One Is All The Dodgers Need

SportsArizona DiamondbacksChad BillingsleyJon GarlandManny RamirezJonathan Broxton

LOS ANGELES -- If the Dodgers stick with their current rotation and start Chad Billingsley every fifth game, the right-hander will be on the mound when the team welcomes Manny Ramirez back from his suspension next month in San Diego.

Which seems only fitting since no Dodger has missed Ramirez more than Billingsley.

In his first six starts, with Ramirez on the roster, the right-hander went 5-0. In his last six, without Ramirez, he is 2-3.

In those first six games, the Ramirez-led Dodgers scored more than 6 1/2 runs a game behind Billingsley. In the last six, the Ramirez-less Dodgers have averaged less than half that.

And they made those feeble numbers worse Wednesday, scoring only once while their ace was on the hill. But Billingsley and the bullpen made that stand up for a 1-0 victory over the Arizona Diamondbacks.

"It's just about the personality of this club," Manager Joe Torre said of his Dodgers, who are a season-high 19 games over .500. "We've played a lot of close games. We've played a lot of one-run games.

"It's not good for my stomach. But it's good practice because these guys have been able to rise to the occasion."

Torre's Dodgers have played 17 one-run games to be exact. And they've won 12 of them. Two of those one-run wins have come in shutouts, which is also good practice, especially for Billingsley who has gotten only a run of support in each of his last two starts.

Last time it wasn't enough.

This time, however, he was more gutsy than brilliant, persevering though six innings in which he gave up four hits -- all singles -- and walked four.

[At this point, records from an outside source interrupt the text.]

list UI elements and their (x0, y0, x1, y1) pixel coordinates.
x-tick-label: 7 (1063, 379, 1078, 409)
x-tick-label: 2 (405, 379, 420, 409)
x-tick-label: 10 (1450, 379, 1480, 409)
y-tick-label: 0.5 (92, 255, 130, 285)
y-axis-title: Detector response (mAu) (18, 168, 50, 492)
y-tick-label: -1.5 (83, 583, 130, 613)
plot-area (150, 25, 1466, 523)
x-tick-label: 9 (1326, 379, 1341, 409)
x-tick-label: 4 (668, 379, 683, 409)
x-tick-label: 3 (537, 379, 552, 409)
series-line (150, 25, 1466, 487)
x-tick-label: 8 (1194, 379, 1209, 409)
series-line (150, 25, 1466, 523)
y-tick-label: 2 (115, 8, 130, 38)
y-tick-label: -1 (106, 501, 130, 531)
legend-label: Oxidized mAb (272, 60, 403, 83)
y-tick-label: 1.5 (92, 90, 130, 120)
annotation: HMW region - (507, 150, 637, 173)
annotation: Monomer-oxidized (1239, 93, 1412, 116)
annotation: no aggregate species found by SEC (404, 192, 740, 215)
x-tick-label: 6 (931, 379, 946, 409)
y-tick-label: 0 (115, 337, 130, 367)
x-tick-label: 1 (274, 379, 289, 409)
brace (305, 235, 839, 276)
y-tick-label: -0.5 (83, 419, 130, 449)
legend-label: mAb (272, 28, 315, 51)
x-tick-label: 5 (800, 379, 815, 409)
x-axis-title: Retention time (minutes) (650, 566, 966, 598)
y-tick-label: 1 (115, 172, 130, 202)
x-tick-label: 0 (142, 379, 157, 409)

Four times the Diamondbacks got runners into scoring position with fewer than two out, but Billingsley (7-3) escaped each time, wiggling out of a bases-loaded jam in the fourth.

"I was trying to just keep us in the game and throw up zeros," Billingsley said.

And to keep the Dodgers in the game he had to throw up zeros because for four innings his teammates couldn't manage a hit off of former Angel Jon Garland (4-5).

And if not for a mistake by Diamondbacks left fielder Gerardo Parra in the sixth, the Dodgers probably wouldn't have scored off him either.

James Loney opened the bottom of the sixth by slicing a lazy fly ball down the line that Parra, after a long run, dove for. When he missed the catch, the ball bounced past him into the corner as Loney raced to third. Casey Blake then drove him in with a sacrifice fly.

"It was just enough," Billingsley said.

But just barely.

"It's nothing I can control," he said of the lack of offense. "I'm going out there and I have to pitch my game. That's the only thing I can control. Their pitcher was throwing great. So I have to go out there and match [him]."

The Dodgers got only one hit after Loney's triple, dropping their team average to .224 over the last week.

After Billingsley came out of the game, relievers Ronald Belisario, Ramon Troncoso and Jonathan Broxton took it from there, combining for three shutout innings that ended with Broxton's nailing down his 13th save.

"It's the kind of game that the ace has to give you the chance to win," Torre said of Billingsley's effort. "He's earned a lot of trust here in a short time."